Since the successful 1993 first ascent of Mt. Chomo Lönzö (7816m), a satellite peak of Makalu, from the Chinese side, the Rikkyo University Alpine Club had nurtured a good relationship with the Chinese authorities. In 1998, it was granted the authorization to access the east face of the Gasherbrum region. Initially the main target of the expedition was the east ridge of GII, which was partially reconned by the 1989 Miyagi prefecture Federation of Mountaineering Expedition. As the recon progressed, however, the route was concluded to be too difficult mainly because of its distance to the summit via a line of knife-edge ridges liable to cause avalanches.
In 1998, a reconnaissance party reported the north ridge of GII was hopeless due to the heavy concentration of avalanches. Instead, they suggested the northeast ridge.
In 1999, the main party, led by Seisei Ajisaka and comprising seven members (including a medical doctor), five Sherpas and two Chinese staff (a liaison officer and an interpreter), started the mountaineering expedition to GII.
The Japanese members left Japan on June 1, organized the expedition party in Kashgar and started the 50-camel caravan with the assistance of 14 camel herders from Mazar Daraon June 11. It took one week for them to cover the way to the Base Camp. On their way to Aghil Pass, they encountered an international party organized by Daniel Mazur. To their excitement, one of the eight members turned out to be Mr. Kurt Diemberger, who had a respectable climbing record in the Gasherbrum mountains. They exchanged friendship and were provided precious information on the climbing route to the exact northeast ridge of GII. Thanks to the information, the party adopted the East Nakpo Glacier route as the approach route to the Nakpo-Sagan col.
They passed the Aghil Pass (4780m) without any altitude trouble and covered the route on the broad river bed of the Shaksgam River. Although they did experience difficulty wading in the icy water, they at last reached Base Camp (4260m) at the confluence of the North Gasherbrum and the Urdok glaciers. Base Camp was placed on the Urdok Glacier side of the moraine on June 17.
They started climbing on June 18 and established Camp I (4500m) on the side moraine of the North Gasherbrum Glacier on June 20. They transported equipment and provisions to Cl with the assistance of the camel herders. On June 22, they reached CII (4900m) which was located on the East Nakpo Glacier, just beneath the overwhelming great snow wall. After a struggle that included the fixing of 700 meters of rope on the 500-meter icy snow wall, they reached Nakpo-Sagan col and constructed CIII (5900m) on July 5. While advancing the route, they continued the transportation of supplies as well as acclimatization.

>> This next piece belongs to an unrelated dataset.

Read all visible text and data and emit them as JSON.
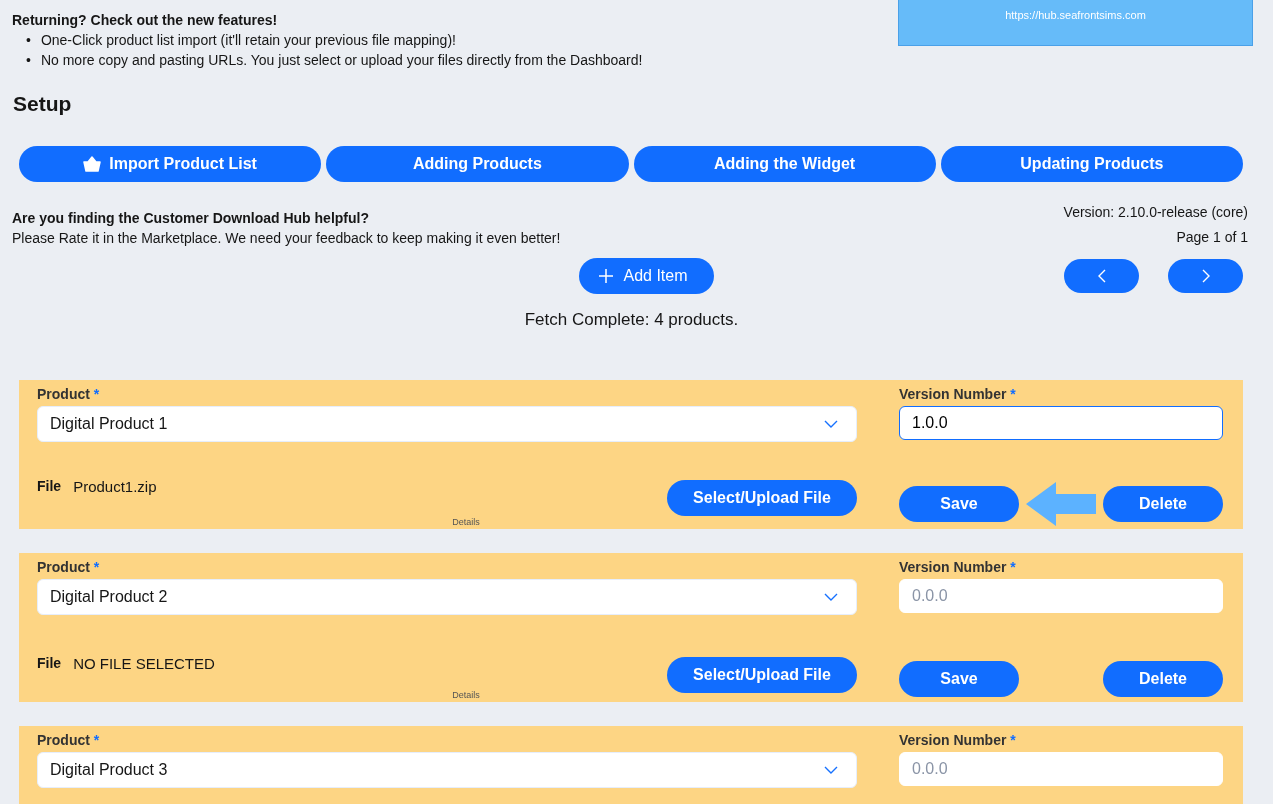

At 6400 meters on July 14, one of the three members fixing the route was hit by an slab avalanche and suffered a light bruise on his chest. As from the middle of July, with the change of the weather cycle pattern, heavy snowfall continued and avalanches were frequently observed. On July 24, two Sherpas who were transporting materials on the snow wall between CII to CIII were hit by an avalanche, barely escaping it. Two days after the avalanche (June 26), a second avalanche assaulted the route near CII and severely damaged the route by dislodging almost half of the fixed rope and isolating Camp III. On July 27, three members who had started to construct CIV found the uppermost fixed rope slashed away on the Sagan
Glacier side by an avalanche and were obliged to return to CIII. On July 28, Ajisaka ordered the retreat, and they started the descent, having reached a high point of 6780 meters. On August 2, they completed their climbing activity and gathered at BC.
After a week’s stay at BC (on August 9), two of the camel herders arrived to report the inaccessibility by camel to BC due to the rising of the Shaksgam. (Two of their 35 camels had drowned in the flooded Shaksgam.) On August 10-11, the team transported equipment to the so-called American Base Camp with the assistance of nine camel herders. It was only on August 14 that they were at last able to start their return caravan. They reached the Mazar Dara on August 20.